Behold the Wonders — The Story Behind the Song
“Behold the Wonders” didn’t begin as a declaration of faith so much as a challenge—to the writer, and to the form itself. After encountering a wave of devotional writing that leaned more on sentiment than structure, the question arose: is it actually difficult to write something meaningful in this space? The answer, it turns out, is more complicated than expected. What emerged wasn’t a rejection of the genre, but an entry into it—one that sought clarity, structure, and intention without abandoning sincerity.
The song is built deliberately. Each stanza opens with “Behold,” moving through distinct images—golden flower, autumn maple, purple majesty—not as seasonal markers, but as reflections of God’s presence across different dimensions. Beneath the surface, there’s a quiet scriptural arc: Old Testament promise, New Testament fulfillment, and a final reach toward Revelation. Each movement carries the same rhythm—human observation met by divine response, a world reaching upward and something greater reaching back down.
What makes the song work is not tension within the lines, but tension within the listener. This is not a struggle song—it’s a comfort song. It assumes a world already in conflict and offers something steady in return. The natural world becomes evidence rather than metaphor: a reminder that meaning is not something we invent, but something we uncover. The shift from vast creation to the smallest detail—“He numbers every teardrop, and names each fallen leaf”—brings that assurance down to a personal level. Nothing is too small to be seen.

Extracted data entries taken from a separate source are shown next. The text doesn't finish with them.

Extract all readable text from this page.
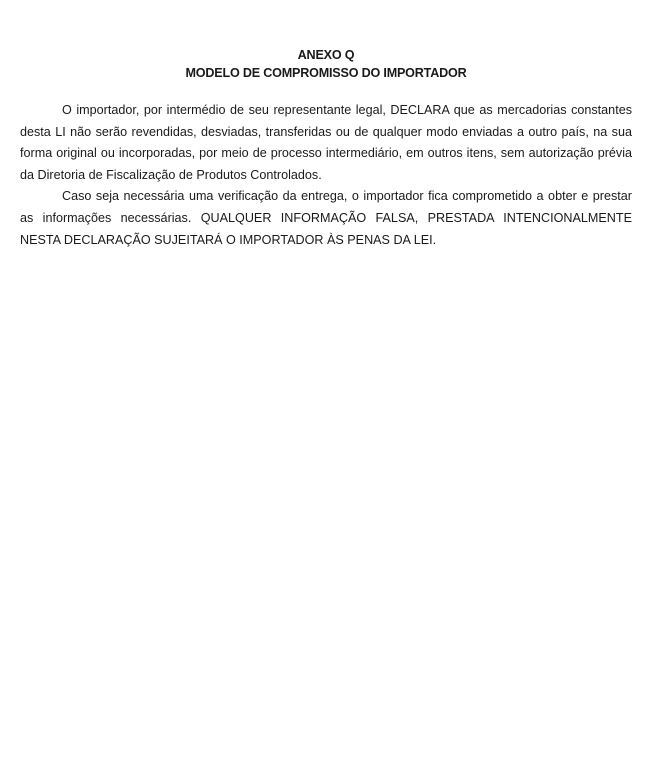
ANEXO Q
MODELO DE COMPROMISSO DO IMPORTADOR

O importador, por intermédio de seu representante legal, DECLARA que as mercadorias constantes desta LI não serão revendidas, desviadas, transferidas ou de qualquer modo enviadas a outro país, na sua forma original ou incorporadas, por meio de processo intermediário, em outros itens, sem autorização prévia da Diretoria de Fiscalização de Produtos Controlados.

Caso seja necessária uma verificação da entrega, o importador fica comprometido a obter e prestar as informações necessárias. QUALQUER INFORMAÇÃO FALSA, PRESTADA INTENCIONALMENTE NESTA DECLARAÇÃO SUJEITARÁ O IMPORTADOR ÀS PENAS DA LEI.
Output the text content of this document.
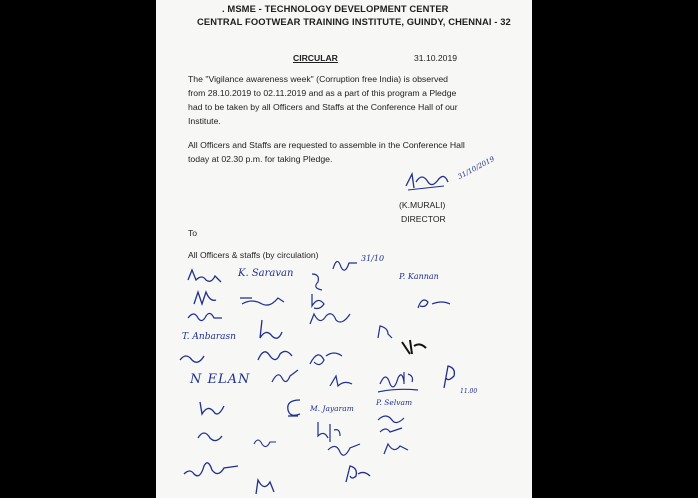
. MSME - TECHNOLOGY DEVELOPMENT CENTER
CENTRAL FOOTWEAR TRAINING INSTITUTE, GUINDY, CHENNAI - 32
CIRCULAR	31.10.2019
The "Vigilance awareness week" (Corruption free India) is observed
from 28.10.2019 to 02.11.2019 and as a part of this program a Pledge
had to be taken by all Officers and Staffs at the Conference Hall of our
Institute.
All Officers and Staffs are requested to assemble in the Conference Hall
today at 02.30 p.m. for taking Pledge.	31/10/2019
(K.MURALI)
DIRECTOR
To
All Officers & staffs (by circulation)
K. Saravan
31/10
P. Kannan
T. Anbarasn
11.00
N ELAN
M. Jayaram
P. Selvam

At its core, the song is a call to witness. The final stanza moves from observation into responsibility—asking not just that we see, but that we speak. And that’s where the real tension begins. Because to witness openly, especially in matters of faith, is to risk rejection. In a cultural moment where religious expression often invites resistance, even hostility, the instinct is to soften, to bury, to time releases when fewer people are listening. The fear is not uncommon—but it is real.

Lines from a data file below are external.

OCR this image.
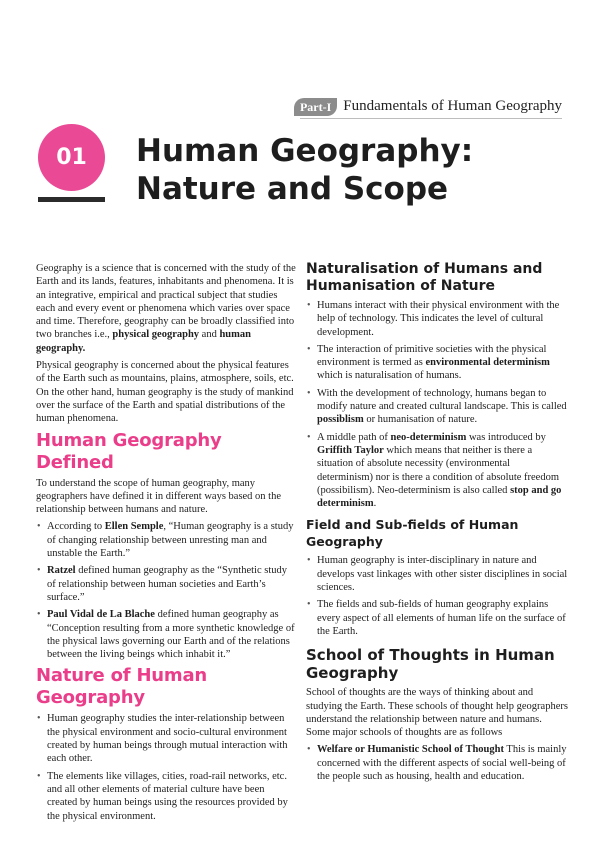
Part-I Fundamentals of Human Geography
01	Human Geography:
Nature and Scope

Geography is a science that is concerned with the study of the Earth and its lands, features, inhabitants and phenomena. It is an integrative, empirical and practical subject that studies each and every event or phenomena which varies over space and time. Therefore, geography can be broadly classified into two branches i.e., physical geography and human geography.

Physical geography is concerned about the physical features of the Earth such as mountains, plains, atmosphere, soils, etc. On the other hand, human geography is the study of mankind over the surface of the Earth and spatial distributions of the human phenomena.

Human Geography Defined

To understand the scope of human geography, many geographers have defined it in different ways based on the relationship between humans and nature.

• According to Ellen Semple, “Human geography is a study of changing relationship between unresting man and unstable the Earth.”
• Ratzel defined human geography as the “Synthetic study of relationship between human societies and Earth’s surface.”
• Paul Vidal de La Blache defined human geography as “Conception resulting from a more synthetic knowledge of the physical laws governing our Earth and of the relations between the living beings which inhabit it.”
Nature of Human Geography
• Human geography studies the inter-relationship between the physical environment and socio-cultural environment created by human beings through mutual interaction with each other.
• The elements like villages, cities, road-rail networks, etc. and all other elements of material culture have been created by human beings using the resources provided by the physical environment.
Naturalisation of Humans and Humanisation of Nature
• Humans interact with their physical environment with the help of technology. This indicates the level of cultural development.
• The interaction of primitive societies with the physical environment is termed as environmental determinism which is naturalisation of humans.
• With the development of technology, humans began to modify nature and created cultural landscape. This is called possiblism or humanisation of nature.
• A middle path of neo-determinism was introduced by Griffith Taylor which means that neither is there a situation of absolute necessity (environmental determinism) nor is there a condition of absolute freedom (possibilism). Neo-determinism is also called stop and go determinism.
Field and Sub-fields of Human Geography
• Human geography is inter-disciplinary in nature and develops vast linkages with other sister disciplines in social sciences.
• The fields and sub-fields of human geography explains every aspect of all elements of human life on the surface of the Earth.
School of Thoughts in Human Geography

School of thoughts are the ways of thinking about and studying the Earth. These schools of thought help geographers understand the relationship between nature and humans. Some major schools of thoughts are as follows

• Welfare or Humanistic School of Thought This is mainly concerned with the different aspects of social well-being of the people such as housing, health and education.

And yet, the song exists anyway. Not because it was strategically chosen, but because it wasn’t. Some pieces aren’t written so much as received—arriving fully formed, asking only to be recorded. To ignore them is not to refine your voice, but to silence it. “Behold the Wonders” stands as one of those moments: not perfect, not revolutionary, but honest. And in that honesty, it does what it set out to do—it points, quietly but firmly, to something beyond itself, and asks the listener to look.